Something tells me we're not in Caersws.

by Dan

Tommy couldn’t understand any of it. He had moved here from Cardiff and his parents were full of it, determined that the whole family would learn the customs and language and try to fit in.

A one horse town with a single road in which didn’t even continue out of the other side but just disappeared into the town square.

His days were mostly a blank. Tommy could make neither head nor tail of the anything uttered by these hicks with their silly voices and impossible pronunciations. Painfully tall and thin, he was teased constantly by the short, squat, ugly locals who thought themselves and their hometown so important and wonderful. In his view it just a sad rural backwater but there was no point in saying this and antagonising them further. Tommy missed his friends, the braying laughter of the townsfolk rang cruelly in his ears. “You aren’t like us” it seemed to say, “why don’t you go home?” He would gladly would have done this given an opportunity.

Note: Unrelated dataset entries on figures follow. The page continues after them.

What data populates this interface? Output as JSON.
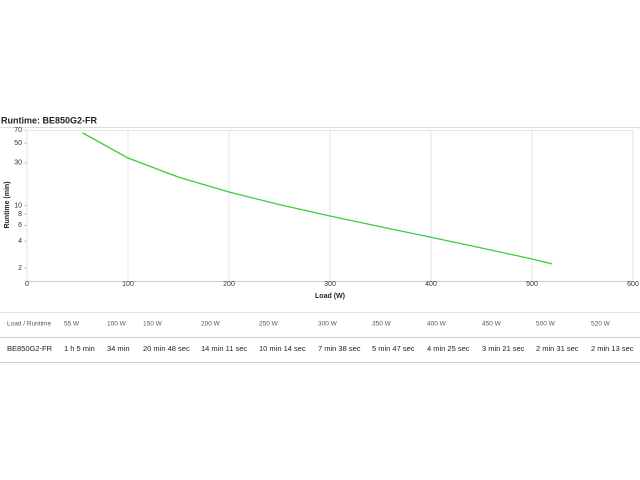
{
  "chart_data": {
    "type": "line",
    "title": "Runtime: BE850G2-FR",
    "x_label": "Load (W)",
    "y_label": "Runtime (min)",
    "x": [
      55,
      100,
      150,
      200,
      250,
      300,
      350,
      400,
      450,
      500,
      520
    ],
    "values": [
      65,
      34,
      20.8,
      14.18,
      10.23,
      7.63,
      5.78,
      4.42,
      3.35,
      2.52,
      2.22
    ],
    "color": "#3ccc3c",
    "xlim": [
      0,
      600
    ],
    "xticks": [
      0,
      100,
      200,
      300,
      400,
      500,
      600
    ],
    "ylim": [
      1.43,
      70
    ],
    "yticks": [
      2,
      4,
      6,
      8,
      10,
      30,
      50,
      70
    ],
    "y_scale": "log",
    "grid": "x"
  },
  "table": {
    "header": [
      "Load / Runtime",
      "55 W",
      "100 W",
      "150 W",
      "200 W",
      "250 W",
      "300 W",
      "350 W",
      "400 W",
      "450 W",
      "500 W",
      "520 W"
    ],
    "rows": [
      [
        "BE850G2-FR",
        "1 h 5 min",
        "34 min",
        "20 min 48 sec",
        "14 min 11 sec",
        "10 min 14 sec",
        "7 min 38 sec",
        "5 min 47 sec",
        "4 min 25 sec",
        "3 min 21 sec",
        "2 min 31 sec",
        "2 min 13 sec"
      ]
    ]
  }
}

These freaks prided themselves on their relaxed attitudes but in reality they weren’t tolerant at all. Tommy quickly formed the opinion that everyone in this weird world was a hypocritical tosser.

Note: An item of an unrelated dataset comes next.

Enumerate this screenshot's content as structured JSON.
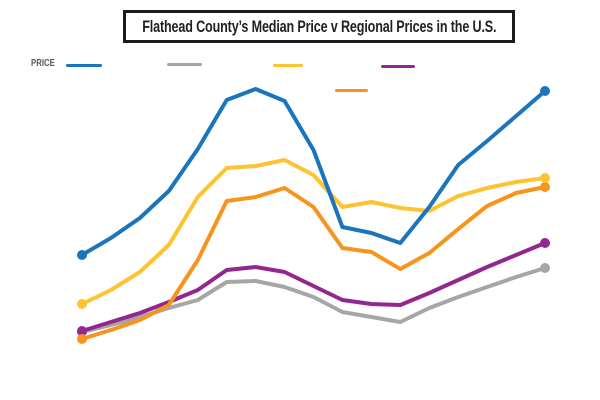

How he longed to get away to somewhere else, anywhere else.

Above everything else it was so boring. There was nothing to do except hang around the town square in gangs with stupid names all containing too many ls. The Wifi signal was virtually non-existent and it was typical of his hippie parents not to have a telly.

The only thing he liked about the place was the wooden house.

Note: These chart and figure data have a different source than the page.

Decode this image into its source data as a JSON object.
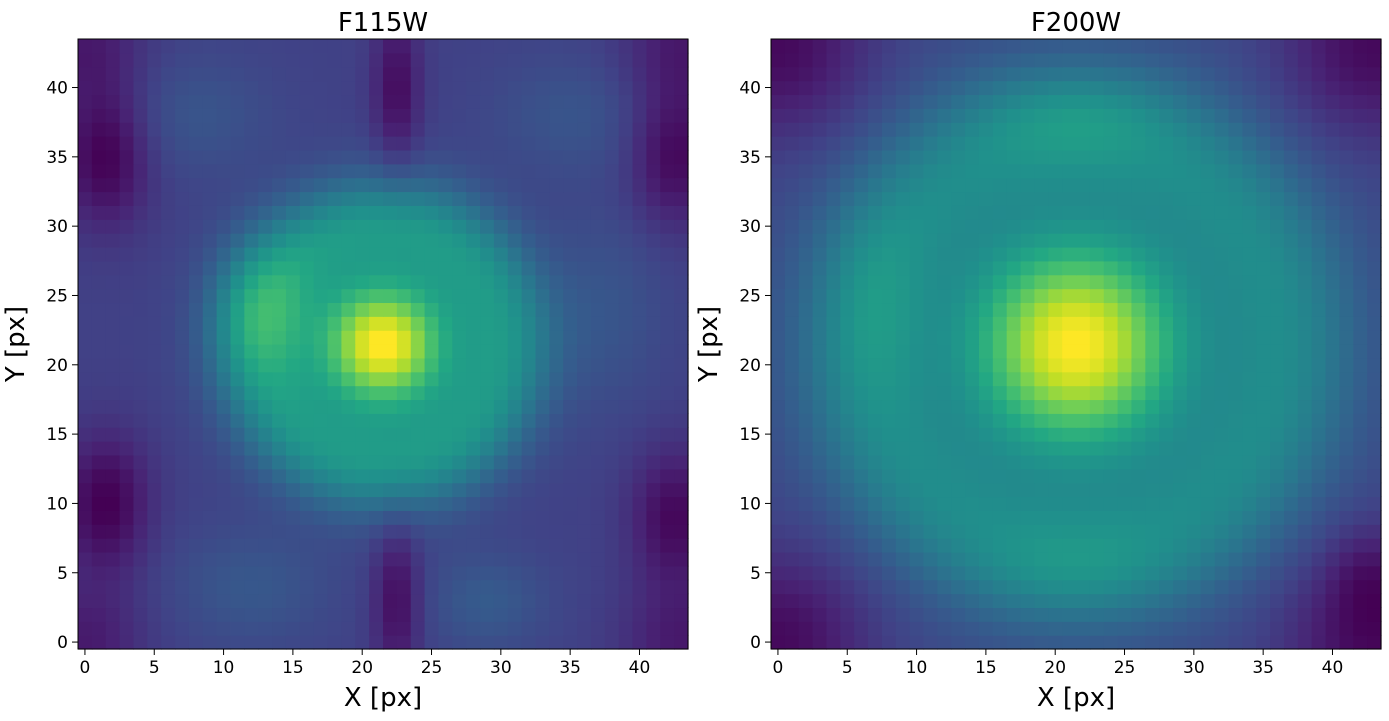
{
  "chart_data": [
    {
      "type": "heatmap",
      "title": "F115W",
      "xlabel": "X [px]",
      "ylabel": "Y [px]",
      "xlim": [
        -0.5,
        43.5
      ],
      "ylim": [
        -0.5,
        43.5
      ],
      "grid": false,
      "colormap": "viridis",
      "xticks": [
        0,
        5,
        10,
        15,
        20,
        25,
        30,
        35,
        40
      ],
      "yticks": [
        0,
        5,
        10,
        15,
        20,
        25,
        30,
        35,
        40
      ],
      "nx": 44,
      "ny": 44,
      "components": [
        {
          "kind": "base",
          "amp": 0.3
        },
        {
          "kind": "gauss",
          "x": 21.5,
          "y": 21.5,
          "sx": 3.2,
          "sy": 3.2,
          "amp": 0.7
        },
        {
          "kind": "ring",
          "x": 21.5,
          "y": 21.5,
          "r": 8.5,
          "w": 2.8,
          "amp": 0.28
        },
        {
          "kind": "gauss",
          "x": 12.5,
          "y": 24.0,
          "sx": 2.5,
          "sy": 3.5,
          "amp": 0.14
        },
        {
          "kind": "gauss",
          "x": 22.5,
          "y": 3.0,
          "sx": 1.2,
          "sy": 4.0,
          "amp": -0.14
        },
        {
          "kind": "gauss",
          "x": 22.5,
          "y": 40.0,
          "sx": 1.2,
          "sy": 4.0,
          "amp": -0.14
        },
        {
          "kind": "gauss",
          "x": 1.5,
          "y": 35.0,
          "sx": 2.2,
          "sy": 3.5,
          "amp": -0.17
        },
        {
          "kind": "gauss",
          "x": 1.5,
          "y": 10.0,
          "sx": 2.2,
          "sy": 3.5,
          "amp": -0.17
        },
        {
          "kind": "gauss",
          "x": 42.5,
          "y": 35.0,
          "sx": 2.2,
          "sy": 3.5,
          "amp": -0.15
        },
        {
          "kind": "gauss",
          "x": 42.5,
          "y": 9.0,
          "sx": 2.2,
          "sy": 3.5,
          "amp": -0.15
        },
        {
          "kind": "gauss",
          "x": 0.0,
          "y": 0.0,
          "sx": 3.0,
          "sy": 3.0,
          "amp": -0.1
        },
        {
          "kind": "gauss",
          "x": 43.0,
          "y": 0.0,
          "sx": 3.0,
          "sy": 3.0,
          "amp": -0.1
        },
        {
          "kind": "gauss",
          "x": 0.0,
          "y": 43.0,
          "sx": 3.0,
          "sy": 3.0,
          "amp": -0.1
        },
        {
          "kind": "gauss",
          "x": 43.0,
          "y": 43.0,
          "sx": 3.0,
          "sy": 3.0,
          "amp": -0.1
        },
        {
          "kind": "gauss",
          "x": 8.0,
          "y": 38.0,
          "sx": 4.0,
          "sy": 3.0,
          "amp": 0.06
        },
        {
          "kind": "gauss",
          "x": 35.0,
          "y": 38.0,
          "sx": 4.0,
          "sy": 3.0,
          "amp": 0.06
        },
        {
          "kind": "gauss",
          "x": 12.0,
          "y": 4.0,
          "sx": 4.0,
          "sy": 3.0,
          "amp": 0.07
        },
        {
          "kind": "gauss",
          "x": 29.0,
          "y": 3.0,
          "sx": 3.0,
          "sy": 2.5,
          "amp": 0.08
        },
        {
          "kind": "gauss",
          "x": 37.5,
          "y": 24.0,
          "sx": 3.0,
          "sy": 5.0,
          "amp": 0.06
        }
      ]
    },
    {
      "type": "heatmap",
      "title": "F200W",
      "xlabel": "X [px]",
      "ylabel": "Y [px]",
      "xlim": [
        -0.5,
        43.5
      ],
      "ylim": [
        -0.5,
        43.5
      ],
      "grid": false,
      "colormap": "viridis",
      "xticks": [
        0,
        5,
        10,
        15,
        20,
        25,
        30,
        35,
        40
      ],
      "yticks": [
        0,
        5,
        10,
        15,
        20,
        25,
        30,
        35,
        40
      ],
      "nx": 44,
      "ny": 44,
      "components": [
        {
          "kind": "base",
          "amp": 0.28
        },
        {
          "kind": "gauss",
          "x": 21.5,
          "y": 21.5,
          "sx": 5.5,
          "sy": 5.5,
          "amp": 0.7
        },
        {
          "kind": "ring",
          "x": 21.5,
          "y": 21.5,
          "r": 15.0,
          "w": 4.0,
          "amp": 0.22
        },
        {
          "kind": "gauss",
          "x": 7.0,
          "y": 24.0,
          "sx": 2.5,
          "sy": 5.0,
          "amp": 0.06
        },
        {
          "kind": "gauss",
          "x": 21.5,
          "y": 38.0,
          "sx": 5.0,
          "sy": 2.5,
          "amp": 0.08
        },
        {
          "kind": "gauss",
          "x": 21.5,
          "y": 5.0,
          "sx": 5.0,
          "sy": 2.5,
          "amp": 0.06
        },
        {
          "kind": "gauss",
          "x": 0.0,
          "y": 0.0,
          "sx": 4.5,
          "sy": 4.5,
          "amp": -0.17
        },
        {
          "kind": "gauss",
          "x": 43.0,
          "y": 0.0,
          "sx": 4.5,
          "sy": 4.5,
          "amp": -0.17
        },
        {
          "kind": "gauss",
          "x": 0.0,
          "y": 43.0,
          "sx": 4.5,
          "sy": 4.5,
          "amp": -0.17
        },
        {
          "kind": "gauss",
          "x": 43.0,
          "y": 43.0,
          "sx": 4.5,
          "sy": 4.5,
          "amp": -0.17
        },
        {
          "kind": "gauss",
          "x": 42.5,
          "y": 5.0,
          "sx": 2.0,
          "sy": 2.5,
          "amp": -0.08
        }
      ]
    }
  ]
}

This was an abandoned and dilapidated building in the town centre. Despite being boarded up and weather damaged and his parents orders not to set foot in it because of its poor foundations, he ignored the ridiculous warnings from the villagers that witches lived there, and was called to explore whenever the opportunity arose, Crawling in through a hole in the slats. He loved to look at it’s rooms full of Victorian Corsets and up-turned wheelbarrows and other extraordinary pieces of venerable bric-a-brac and chintz. It had a strange black and white kind of feel.

On one rainy Saturday afternoon whilst Tommy was exploring a room he hadn’t been in before in the dark, he accidentally dislodged a piece of cobwebby shelving. A disturbed crow, which must have been trapped in the room, flew out squawking violently and a piece of masonry fell from the wall which knocked Tommy out cold.

The next thing he was aware of was movement, the house was spinning through the air. Tommy was looking out of the window of the house at the village square as it receded. Watching in amusement as the gangs of tiny locals waved angry fists and pitchforks at him.

He must have drifted off again because when he awoke he was home in his own bed in Cardiff having left the Lollipop Guild and The Lullaby League far behind him. It took him a few moments to realise that it had all been a dream and that Munchkinland had never been his home. If indeed it even existed outside his dreams.